AI Is Flooding the Stream
Deezer reported receiving over 50,000 fully AI-generated tracks every single day by late 2025. Let that number sit with you for a second. 50,000 tracks. Per day. The streaming platforms are drowning in machine-made music, and the algorithms can barely tell the difference.
As someone who’s spent years developing a genuine voice — both literally as a voice actor with 60+ film credits and as a musician and producer — this gives me complicated feelings. On one hand, AI-generated music lowers the floor to nothing. Anyone can now flood a platform with content. On the other hand, that flood makes authentic, human-crafted artistry more valuable, not less. Scarcity is still real. And nothing is more scarce right now than genuine creative soul.

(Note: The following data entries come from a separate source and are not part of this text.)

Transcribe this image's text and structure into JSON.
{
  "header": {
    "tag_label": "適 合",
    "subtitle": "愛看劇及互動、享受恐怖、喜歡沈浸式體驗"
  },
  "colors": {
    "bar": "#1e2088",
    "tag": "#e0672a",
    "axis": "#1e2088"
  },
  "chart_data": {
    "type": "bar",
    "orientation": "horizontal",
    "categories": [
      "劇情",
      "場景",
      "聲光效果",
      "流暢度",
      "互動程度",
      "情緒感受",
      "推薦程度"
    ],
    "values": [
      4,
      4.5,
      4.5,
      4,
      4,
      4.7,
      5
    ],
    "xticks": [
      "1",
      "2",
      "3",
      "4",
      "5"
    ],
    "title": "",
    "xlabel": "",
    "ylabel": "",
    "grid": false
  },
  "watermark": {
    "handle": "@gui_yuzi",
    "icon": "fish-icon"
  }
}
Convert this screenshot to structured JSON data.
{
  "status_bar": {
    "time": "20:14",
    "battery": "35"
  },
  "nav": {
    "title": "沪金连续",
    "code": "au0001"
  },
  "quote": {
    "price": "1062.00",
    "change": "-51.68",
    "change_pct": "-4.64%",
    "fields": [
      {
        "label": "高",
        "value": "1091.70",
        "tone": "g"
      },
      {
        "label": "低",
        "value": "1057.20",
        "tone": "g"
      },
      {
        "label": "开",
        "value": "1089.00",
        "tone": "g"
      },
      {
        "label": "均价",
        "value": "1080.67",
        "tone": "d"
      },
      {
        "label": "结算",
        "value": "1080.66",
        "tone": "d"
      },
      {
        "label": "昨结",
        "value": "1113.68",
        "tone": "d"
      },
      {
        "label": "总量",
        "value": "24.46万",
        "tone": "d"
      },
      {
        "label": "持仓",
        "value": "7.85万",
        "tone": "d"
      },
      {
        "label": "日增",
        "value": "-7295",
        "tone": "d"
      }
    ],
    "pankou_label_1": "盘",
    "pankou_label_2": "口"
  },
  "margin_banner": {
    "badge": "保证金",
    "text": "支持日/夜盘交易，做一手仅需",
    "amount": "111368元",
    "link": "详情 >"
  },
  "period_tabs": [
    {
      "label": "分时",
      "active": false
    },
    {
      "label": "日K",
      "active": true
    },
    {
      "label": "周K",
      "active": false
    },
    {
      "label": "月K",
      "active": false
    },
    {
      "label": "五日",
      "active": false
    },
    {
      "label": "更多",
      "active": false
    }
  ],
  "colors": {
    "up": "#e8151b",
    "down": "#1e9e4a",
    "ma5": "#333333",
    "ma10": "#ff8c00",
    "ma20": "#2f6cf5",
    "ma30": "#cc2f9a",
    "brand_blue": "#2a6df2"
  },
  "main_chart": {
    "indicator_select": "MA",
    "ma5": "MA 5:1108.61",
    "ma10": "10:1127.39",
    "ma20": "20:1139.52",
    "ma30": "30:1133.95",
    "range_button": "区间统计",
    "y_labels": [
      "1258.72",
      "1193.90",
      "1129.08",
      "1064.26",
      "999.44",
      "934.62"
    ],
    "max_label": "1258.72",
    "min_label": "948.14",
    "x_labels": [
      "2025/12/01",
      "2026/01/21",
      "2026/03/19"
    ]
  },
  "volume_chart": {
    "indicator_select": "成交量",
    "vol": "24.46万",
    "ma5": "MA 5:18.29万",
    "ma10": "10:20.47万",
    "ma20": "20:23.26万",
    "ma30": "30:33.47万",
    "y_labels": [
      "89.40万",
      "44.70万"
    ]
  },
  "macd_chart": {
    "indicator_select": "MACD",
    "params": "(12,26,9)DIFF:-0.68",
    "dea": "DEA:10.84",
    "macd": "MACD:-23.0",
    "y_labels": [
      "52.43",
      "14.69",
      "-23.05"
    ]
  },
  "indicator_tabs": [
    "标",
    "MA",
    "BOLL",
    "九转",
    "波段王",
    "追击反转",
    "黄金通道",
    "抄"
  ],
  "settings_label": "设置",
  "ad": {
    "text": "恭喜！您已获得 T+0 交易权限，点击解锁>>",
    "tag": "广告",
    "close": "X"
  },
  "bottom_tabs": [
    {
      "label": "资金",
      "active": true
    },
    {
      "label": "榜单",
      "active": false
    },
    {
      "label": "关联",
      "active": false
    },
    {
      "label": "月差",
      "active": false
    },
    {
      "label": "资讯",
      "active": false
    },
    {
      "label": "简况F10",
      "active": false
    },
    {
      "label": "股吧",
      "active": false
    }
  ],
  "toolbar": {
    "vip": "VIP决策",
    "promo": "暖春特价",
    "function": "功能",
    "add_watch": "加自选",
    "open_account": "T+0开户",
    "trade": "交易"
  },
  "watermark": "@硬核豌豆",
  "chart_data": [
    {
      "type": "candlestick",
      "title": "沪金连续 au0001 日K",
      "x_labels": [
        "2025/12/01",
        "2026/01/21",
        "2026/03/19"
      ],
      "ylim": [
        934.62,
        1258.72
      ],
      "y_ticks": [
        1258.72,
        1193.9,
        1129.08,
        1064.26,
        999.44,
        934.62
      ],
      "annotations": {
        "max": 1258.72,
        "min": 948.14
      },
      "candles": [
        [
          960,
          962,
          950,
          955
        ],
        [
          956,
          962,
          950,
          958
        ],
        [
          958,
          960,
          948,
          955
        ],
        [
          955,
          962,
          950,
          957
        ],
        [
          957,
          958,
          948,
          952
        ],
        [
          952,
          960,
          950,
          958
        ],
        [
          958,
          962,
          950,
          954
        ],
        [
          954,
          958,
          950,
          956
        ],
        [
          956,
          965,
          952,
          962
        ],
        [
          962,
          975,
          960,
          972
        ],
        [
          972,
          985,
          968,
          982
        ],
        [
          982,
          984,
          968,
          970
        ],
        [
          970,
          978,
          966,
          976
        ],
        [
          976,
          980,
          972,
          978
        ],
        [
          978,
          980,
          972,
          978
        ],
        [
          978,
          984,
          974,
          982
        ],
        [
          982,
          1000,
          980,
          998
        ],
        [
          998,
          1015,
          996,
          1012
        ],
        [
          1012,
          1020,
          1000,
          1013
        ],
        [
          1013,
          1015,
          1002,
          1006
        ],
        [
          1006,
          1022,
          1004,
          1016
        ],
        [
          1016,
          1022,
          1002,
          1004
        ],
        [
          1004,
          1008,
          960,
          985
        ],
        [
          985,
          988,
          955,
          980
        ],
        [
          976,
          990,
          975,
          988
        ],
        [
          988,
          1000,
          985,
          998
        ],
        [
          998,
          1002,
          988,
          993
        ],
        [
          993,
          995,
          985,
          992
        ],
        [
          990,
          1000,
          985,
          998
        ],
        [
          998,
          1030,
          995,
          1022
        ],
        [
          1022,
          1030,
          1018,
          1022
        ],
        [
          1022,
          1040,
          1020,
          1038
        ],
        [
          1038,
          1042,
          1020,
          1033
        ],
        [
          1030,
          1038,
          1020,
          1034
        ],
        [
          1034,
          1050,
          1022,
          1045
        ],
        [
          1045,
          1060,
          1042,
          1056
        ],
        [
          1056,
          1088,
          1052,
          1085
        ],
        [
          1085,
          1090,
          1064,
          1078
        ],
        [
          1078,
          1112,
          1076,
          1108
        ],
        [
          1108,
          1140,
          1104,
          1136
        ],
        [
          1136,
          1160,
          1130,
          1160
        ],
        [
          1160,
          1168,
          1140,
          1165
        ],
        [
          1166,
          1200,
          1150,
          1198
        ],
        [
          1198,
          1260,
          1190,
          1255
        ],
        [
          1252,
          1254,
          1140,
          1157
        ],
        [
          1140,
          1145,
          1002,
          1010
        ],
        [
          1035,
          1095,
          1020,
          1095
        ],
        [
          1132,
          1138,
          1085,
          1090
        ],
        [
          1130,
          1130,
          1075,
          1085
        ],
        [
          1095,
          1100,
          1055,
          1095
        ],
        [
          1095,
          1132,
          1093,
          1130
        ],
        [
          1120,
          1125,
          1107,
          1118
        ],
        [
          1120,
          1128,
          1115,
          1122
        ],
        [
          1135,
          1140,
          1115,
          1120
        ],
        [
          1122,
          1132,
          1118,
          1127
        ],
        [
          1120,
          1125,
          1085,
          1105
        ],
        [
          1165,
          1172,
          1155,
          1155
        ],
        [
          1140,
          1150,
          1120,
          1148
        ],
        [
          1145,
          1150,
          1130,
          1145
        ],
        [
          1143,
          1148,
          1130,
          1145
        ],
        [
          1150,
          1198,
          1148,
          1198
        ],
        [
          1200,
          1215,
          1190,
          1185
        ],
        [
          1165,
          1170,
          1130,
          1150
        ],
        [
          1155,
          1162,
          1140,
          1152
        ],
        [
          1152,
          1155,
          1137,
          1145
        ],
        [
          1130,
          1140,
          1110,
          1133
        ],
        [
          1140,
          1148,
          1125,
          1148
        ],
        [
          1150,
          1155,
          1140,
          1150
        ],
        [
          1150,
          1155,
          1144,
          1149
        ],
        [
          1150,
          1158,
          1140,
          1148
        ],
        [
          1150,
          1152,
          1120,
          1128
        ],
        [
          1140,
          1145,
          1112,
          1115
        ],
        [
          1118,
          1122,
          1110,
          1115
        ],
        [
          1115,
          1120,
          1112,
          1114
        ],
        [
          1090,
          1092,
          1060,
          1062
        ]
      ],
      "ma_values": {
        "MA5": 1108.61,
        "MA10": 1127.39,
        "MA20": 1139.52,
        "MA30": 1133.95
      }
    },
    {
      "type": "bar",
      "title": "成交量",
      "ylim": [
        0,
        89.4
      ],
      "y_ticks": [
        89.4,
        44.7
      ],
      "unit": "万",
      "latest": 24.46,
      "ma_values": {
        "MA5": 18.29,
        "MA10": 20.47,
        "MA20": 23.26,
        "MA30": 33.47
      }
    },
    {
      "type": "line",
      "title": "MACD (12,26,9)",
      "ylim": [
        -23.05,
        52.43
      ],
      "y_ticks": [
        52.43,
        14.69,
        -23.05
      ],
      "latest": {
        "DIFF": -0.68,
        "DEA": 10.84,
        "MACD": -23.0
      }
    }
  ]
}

Independence Is No Longer a Compromise
The other major shift? Independence has stopped being a stepping stone and become a destination. In 2026, independent artists are competing on the same playlists as major-label acts — not in spite of going independent, but because of it. Better analytics, faster release cycles, full ownership of masters. The math has changed.
I’ve always operated this way — building creative infrastructure that I own outright, whether that’s through Raw Studios or the music projects I develop independently in Riyadh. You can’t build a legacy on something you don’t own. That’s not just a business philosophy; it’s a survival strategy in an industry that’s historically stripped artists of their leverage.
The Vinyl Revival Isn’t Nostalgia — It’s a Statement
Here’s what I find genuinely fascinating: as streaming reaches a $42.84 billion market in 2026, listeners are simultaneously rediscovering physical media. Colored vinyl, limited edition bundles, CDs bundled with merch and digital codes — these are moving units again. Why?
Because people are tired of intangible content. They want to hold something. They want to feel ownership over music they love. As an artist, this is a green light. Limited physical releases aren’t relics — they’re premium collectibles in a digital-saturated world. The artists who understand this are creating new revenue streams that the streaming royalty model will never replicate.
What This All Means for Artists in the Region
Saudi Arabia’s music scene is evolving fast. The cultural liberalization that accelerated through Vision 2030 has created space for genuine artistic expression — and a generation of listeners who are hungry for music that reflects their actual lives and identity. The global streaming market is paying attention to the Middle East and North Africa now in ways it wasn’t five years ago.
My advice to any artist navigating this moment: stop competing on volume. You will never out-produce an algorithm. Compete on meaning. On lived experience. On the kind of authenticity that makes someone put down their phone and just listen.
The music industry’s identity crisis is creating a vacuum at the top — and that vacuum belongs to whoever shows up with something real.
In a world flooded with generated sound, your authentic voice is the rarest instrument alive.